Aan de Voorzitter van de Tweede Kamer der Staten-Generaal
Den Haag, 1 december 2014
Gisteren, 30 november jl., heb ik u geïnformeerd over de uitbraak van vogelgriep in
Zoeterwoude (Kamerstuk 28 807, nr. 175). Hierbij informeer ik u over de stand van zaken, alsmede over het onderzoek naar
de mogelijke oorzaak.
Stand van zaken vogelgriep Zoeterwoude
Op 30 november jl. werd vogelgriep vastgesteld op een legpluimveebedrijf in Zoeterwoude.

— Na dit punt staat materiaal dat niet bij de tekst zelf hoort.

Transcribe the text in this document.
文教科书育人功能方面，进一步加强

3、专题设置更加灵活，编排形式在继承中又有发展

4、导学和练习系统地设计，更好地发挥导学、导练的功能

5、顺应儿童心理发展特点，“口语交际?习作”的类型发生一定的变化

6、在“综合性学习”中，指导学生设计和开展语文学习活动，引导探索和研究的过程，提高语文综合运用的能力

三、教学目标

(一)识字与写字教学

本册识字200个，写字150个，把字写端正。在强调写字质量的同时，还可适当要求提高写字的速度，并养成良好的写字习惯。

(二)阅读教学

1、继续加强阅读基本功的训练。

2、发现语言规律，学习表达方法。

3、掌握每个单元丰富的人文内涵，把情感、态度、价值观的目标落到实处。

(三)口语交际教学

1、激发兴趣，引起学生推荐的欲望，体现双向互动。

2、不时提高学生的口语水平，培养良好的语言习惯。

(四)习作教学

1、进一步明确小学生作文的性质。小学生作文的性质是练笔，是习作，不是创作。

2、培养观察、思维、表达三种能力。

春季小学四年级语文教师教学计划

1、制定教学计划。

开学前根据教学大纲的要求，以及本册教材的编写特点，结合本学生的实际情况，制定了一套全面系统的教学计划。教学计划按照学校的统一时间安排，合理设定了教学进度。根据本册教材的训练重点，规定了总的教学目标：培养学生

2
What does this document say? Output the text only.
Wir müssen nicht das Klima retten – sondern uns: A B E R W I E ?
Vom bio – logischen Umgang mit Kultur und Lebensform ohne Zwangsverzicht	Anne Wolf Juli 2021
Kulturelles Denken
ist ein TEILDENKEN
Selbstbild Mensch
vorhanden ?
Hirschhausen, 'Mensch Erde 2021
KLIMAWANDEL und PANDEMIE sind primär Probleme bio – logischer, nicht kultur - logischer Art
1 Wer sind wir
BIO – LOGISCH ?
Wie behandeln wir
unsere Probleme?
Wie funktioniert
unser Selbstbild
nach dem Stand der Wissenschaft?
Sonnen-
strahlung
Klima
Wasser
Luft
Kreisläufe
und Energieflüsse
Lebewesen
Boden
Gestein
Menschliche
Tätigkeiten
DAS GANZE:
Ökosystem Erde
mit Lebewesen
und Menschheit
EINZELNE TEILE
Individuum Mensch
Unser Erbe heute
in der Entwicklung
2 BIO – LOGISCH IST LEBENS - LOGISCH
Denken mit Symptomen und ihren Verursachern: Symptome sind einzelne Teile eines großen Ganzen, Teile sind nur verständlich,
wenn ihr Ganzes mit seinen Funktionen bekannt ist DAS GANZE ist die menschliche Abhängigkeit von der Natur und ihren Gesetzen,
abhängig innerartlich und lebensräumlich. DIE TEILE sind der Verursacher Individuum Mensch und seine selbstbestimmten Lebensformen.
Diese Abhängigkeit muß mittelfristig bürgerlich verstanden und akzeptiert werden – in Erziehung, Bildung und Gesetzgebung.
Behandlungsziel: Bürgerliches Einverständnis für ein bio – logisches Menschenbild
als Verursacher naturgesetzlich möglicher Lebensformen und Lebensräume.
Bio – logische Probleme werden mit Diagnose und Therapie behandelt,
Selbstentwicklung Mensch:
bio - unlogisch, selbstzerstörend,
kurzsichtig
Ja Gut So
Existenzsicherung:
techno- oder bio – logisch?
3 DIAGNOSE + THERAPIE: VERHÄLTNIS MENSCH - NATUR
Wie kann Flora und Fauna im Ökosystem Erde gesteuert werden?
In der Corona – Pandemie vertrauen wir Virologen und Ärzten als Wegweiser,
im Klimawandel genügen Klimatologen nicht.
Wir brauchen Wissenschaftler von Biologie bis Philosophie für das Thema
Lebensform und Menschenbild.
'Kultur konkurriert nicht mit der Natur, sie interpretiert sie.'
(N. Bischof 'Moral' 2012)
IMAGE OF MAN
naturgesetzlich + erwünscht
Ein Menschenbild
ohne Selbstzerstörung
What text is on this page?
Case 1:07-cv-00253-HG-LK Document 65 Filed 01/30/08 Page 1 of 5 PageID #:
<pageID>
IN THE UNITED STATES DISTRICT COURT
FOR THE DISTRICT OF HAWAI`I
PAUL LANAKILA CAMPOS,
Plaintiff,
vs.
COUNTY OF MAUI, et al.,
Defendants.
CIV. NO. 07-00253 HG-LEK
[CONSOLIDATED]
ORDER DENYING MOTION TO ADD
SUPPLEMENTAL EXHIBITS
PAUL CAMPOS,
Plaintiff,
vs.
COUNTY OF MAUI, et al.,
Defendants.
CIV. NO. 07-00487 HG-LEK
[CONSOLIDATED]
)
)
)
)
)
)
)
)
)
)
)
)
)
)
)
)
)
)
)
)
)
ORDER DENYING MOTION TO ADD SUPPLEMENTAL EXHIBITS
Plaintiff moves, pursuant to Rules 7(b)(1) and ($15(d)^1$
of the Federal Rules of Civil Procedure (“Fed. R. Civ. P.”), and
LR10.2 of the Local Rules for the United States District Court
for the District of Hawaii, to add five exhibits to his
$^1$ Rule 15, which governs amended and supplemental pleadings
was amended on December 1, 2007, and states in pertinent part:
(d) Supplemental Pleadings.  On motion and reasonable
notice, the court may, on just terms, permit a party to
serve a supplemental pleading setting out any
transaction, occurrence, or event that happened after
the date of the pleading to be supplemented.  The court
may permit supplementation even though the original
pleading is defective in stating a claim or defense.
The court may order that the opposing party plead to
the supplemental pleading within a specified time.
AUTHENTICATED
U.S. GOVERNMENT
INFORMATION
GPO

Dit bedrijf is daarom geruimd. Onderzoek heeft inmiddels vastgesteld dat de vogelgriep
het hoogpathogene H5N8 type betreft.
In het gebied met een straal van 1 km rond het besmette bedrijf ligt nog één ander
pluimveebedrijf. Uit voorzorg is besloten dit bedrijf preventief te ruimen. Het gaat
hierbij om een bedrijf met ongeveer 50.000 vleeskuikens.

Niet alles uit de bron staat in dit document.